Toonces: It's been a long, long road. Currently, I am a certified pilot for American West as I said before. I really enjoy being behind the wheel, cruising the skies at altitudes of 70,000 feet. It gives me this feeling that nothing bad can happen. Of course, when I get ready to land the plane, I've noticed that's when everyone tends to freak out.
Zeus: Why do you think that is?
Toonces: It's not like I have the best track record for coming to a safe stop. I mean, that's only natural people get nervous, and it's going to take people time to get over their false perceptions of me. (A small sipping noise is heard in the background.)
Zeus: Do you think you get fair treatment in comparison to the homo sapien pilots?
Toonces: I didn't get fair treatment when I was on Saturday Night Live so I didn't expect to be treated fairly at American West.

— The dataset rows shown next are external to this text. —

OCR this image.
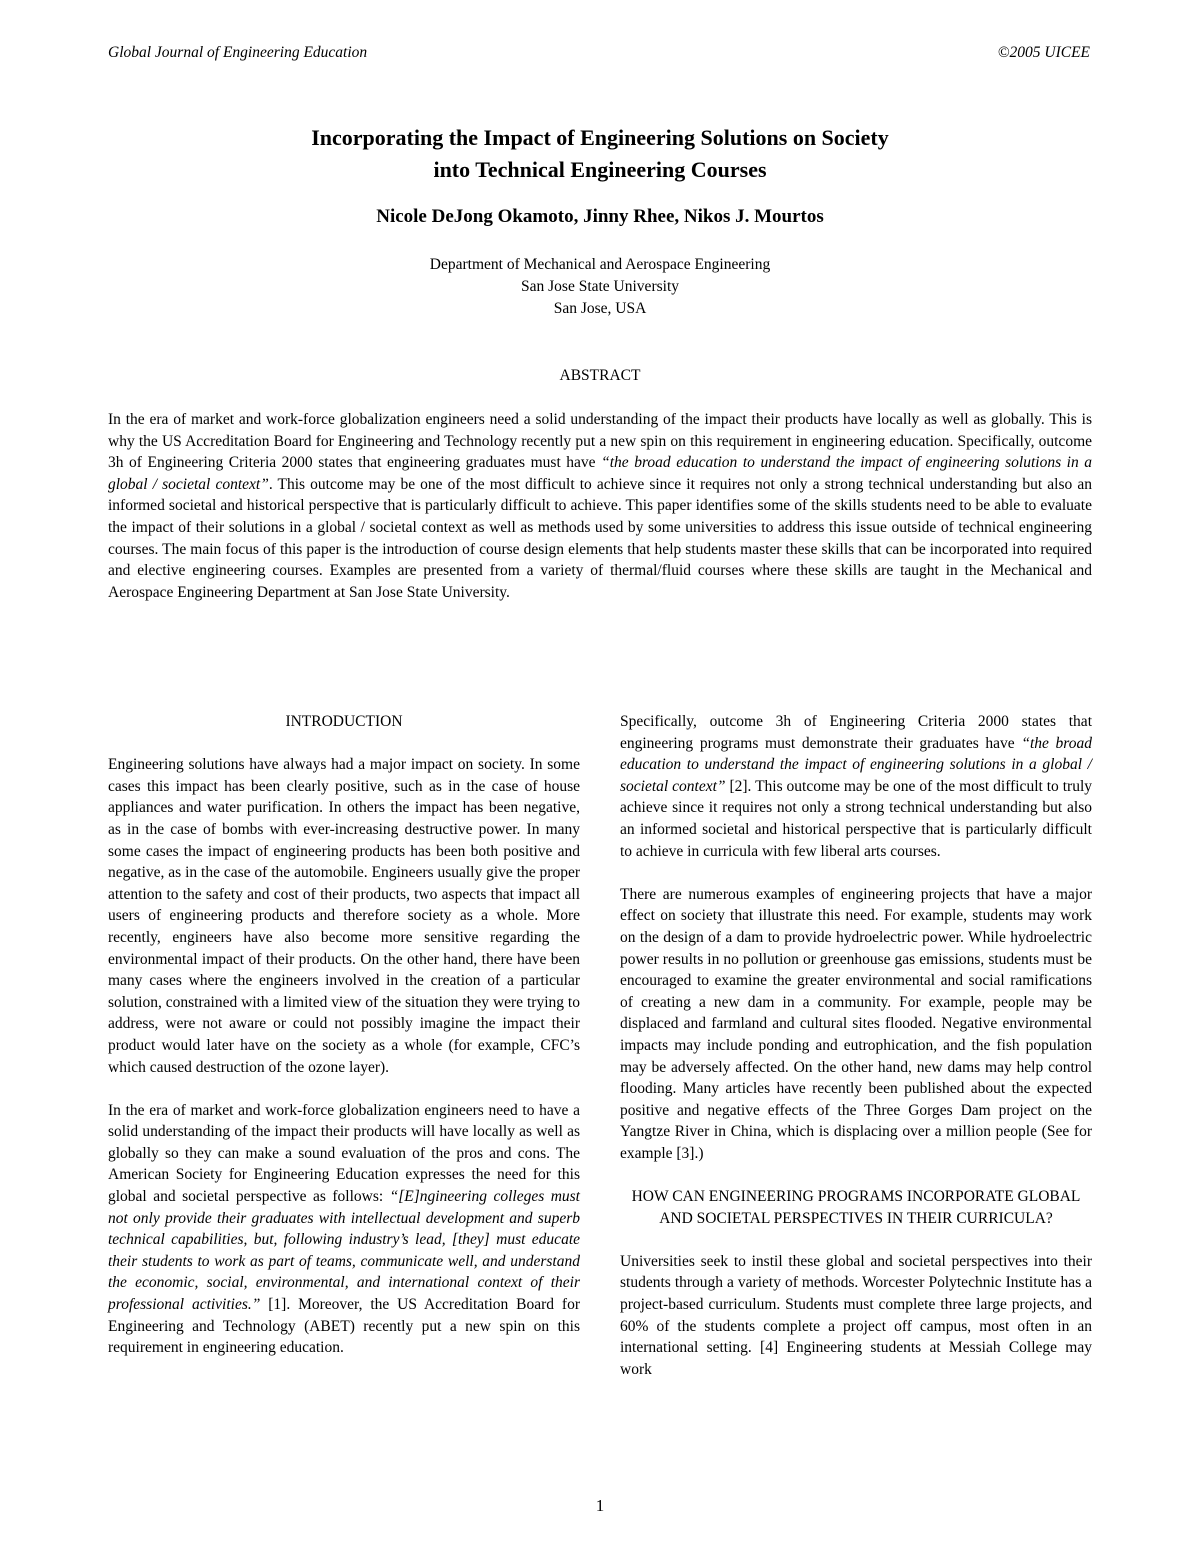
Global Journal of Engineering Education	©2005 UICEE
Incorporating the Impact of Engineering Solutions on Society
into Technical Engineering Courses
Nicole DeJong Okamoto, Jinny Rhee, Nikos J. Mourtos
Department of Mechanical and Aerospace Engineering
San Jose State University
San Jose, USA
ABSTRACT

In the era of market and work-force globalization engineers need a solid understanding of the impact their products have locally as well as globally. This is why the US Accreditation Board for Engineering and Technology recently put a new spin on this requirement in engineering education. Specifically, outcome 3h of Engineering Criteria 2000 states that engineering graduates must have “the broad education to understand the impact of engineering solutions in a global / societal context”. This outcome may be one of the most difficult to achieve since it requires not only a strong technical understanding but also an informed societal and historical perspective that is particularly difficult to achieve. This paper identifies some of the skills students need to be able to evaluate the impact of their solutions in a global / societal context as well as methods used by some universities to address this issue outside of technical engineering courses. The main focus of this paper is the introduction of course design elements that help students master these skills that can be incorporated into required and elective engineering courses. Examples are presented from a variety of thermal/fluid courses where these skills are taught in the Mechanical and Aerospace Engineering Department at San Jose State University.

INTRODUCTION

Engineering solutions have always had a major impact on society. In some cases this impact has been clearly positive, such as in the case of house appliances and water purification. In others the impact has been negative, as in the case of bombs with ever-increasing destructive power. In many some cases the impact of engineering products has been both positive and negative, as in the case of the automobile. Engineers usually give the proper attention to the safety and cost of their products, two aspects that impact all users of engineering products and therefore society as a whole. More recently, engineers have also become more sensitive regarding the environmental impact of their products. On the other hand, there have been many cases where the engineers involved in the creation of a particular solution, constrained with a limited view of the situation they were trying to address, were not aware or could not possibly imagine the impact their product would later have on the society as a whole (for example, CFC’s which caused destruction of the ozone layer).

In the era of market and work-force globalization engineers need to have a solid understanding of the impact their products will have locally as well as globally so they can make a sound evaluation of the pros and cons. The American Society for Engineering Education expresses the need for this global and societal perspective as follows: “[E]ngineering colleges must not only provide their graduates with intellectual development and superb technical capabilities, but, following industry’s lead, [they] must educate their students to work as part of teams, communicate well, and understand the economic, social, environmental, and international context of their professional activities.” [1]. Moreover, the US Accreditation Board for Engineering and Technology (ABET) recently put a new spin on this requirement in engineering education.

Specifically, outcome 3h of Engineering Criteria 2000 states that engineering programs must demonstrate their graduates have “the broad education to understand the impact of engineering solutions in a global / societal context” [2]. This outcome may be one of the most difficult to truly achieve since it requires not only a strong technical understanding but also an informed societal and historical perspective that is particularly difficult to achieve in curricula with few liberal arts courses.

There are numerous examples of engineering projects that have a major effect on society that illustrate this need. For example, students may work on the design of a dam to provide hydroelectric power. While hydroelectric power results in no pollution or greenhouse gas emissions, students must be encouraged to examine the greater environmental and social ramifications of creating a new dam in a community. For example, people may be displaced and farmland and cultural sites flooded. Negative environmental impacts may include ponding and eutrophication, and the fish population may be adversely affected. On the other hand, new dams may help control flooding. Many articles have recently been published about the expected positive and negative effects of the Three Gorges Dam project on the Yangtze River in China, which is displacing over a million people (See for example [3].)

HOW CAN ENGINEERING PROGRAMS INCORPORATE GLOBAL AND SOCIETAL PERSPECTIVES IN THEIR CURRICULA?

Universities seek to instil these global and societal perspectives into their students through a variety of methods. Worcester Polytechnic Institute has a project-based curriculum. Students must complete three large projects, and 60% of the students complete a project off campus, most often in an international setting. [4] Engineering students at Messiah College may work

1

Homo sapiens think that just because you don't have opposable thumbs that you can't drive. They think that you need to walk on two legs instead of four in order to reach the peddles. Humans don't understand that if a feline wants to do something, a feline will find a way to make it happen.
Zeus: So you consider yourself a pioneer, a civil feline rights activist in a sense?
Toonces: Of course! I may not be on television any more, but that doesn't mean the fight stops! Specieism, wherever it may be found, must be stopped. (Slurping can be heard.)
Zeus: You don't think that your stay at the Betty Ford Center might be the reason people, both feline and homo sapien alike, worry when you attempt to land the plane?
Toonces: I suppose it's possible, but who hasn't had twenty-three drinks in one night before? I mean, everyone's done it at some point or another.
Zeus: I haven't.
Toonces: Well, ok. Almost everyone.
Zeus: So is there any validity to the claim that you are living in poverty in the Hollywood Hills?
Toonces: Absolutely not. I have been very lucky that my wife and I and our twenty-some kittens get to stay with Dana Carvey. Granted, he lets us stay outside on his patio, so I suppose that's where the rumors are coming from.
Zeus: Do you think you will do any work in acting in the future?
Toonces: I think that part of my life is over. I have a much deeper passion for what I am doing right now. Piloting is driving, but on a much larger scale.
Zeus: Yeah, and you can kill people on a much larger scale.
Toonces: That's not being positive. (Slurps his drink) Man, this White Russian is fantastic!
Toonces: Umm, this interview is over. I have no further comment. I have a plane I need to cra-- I mean, drive in an hour.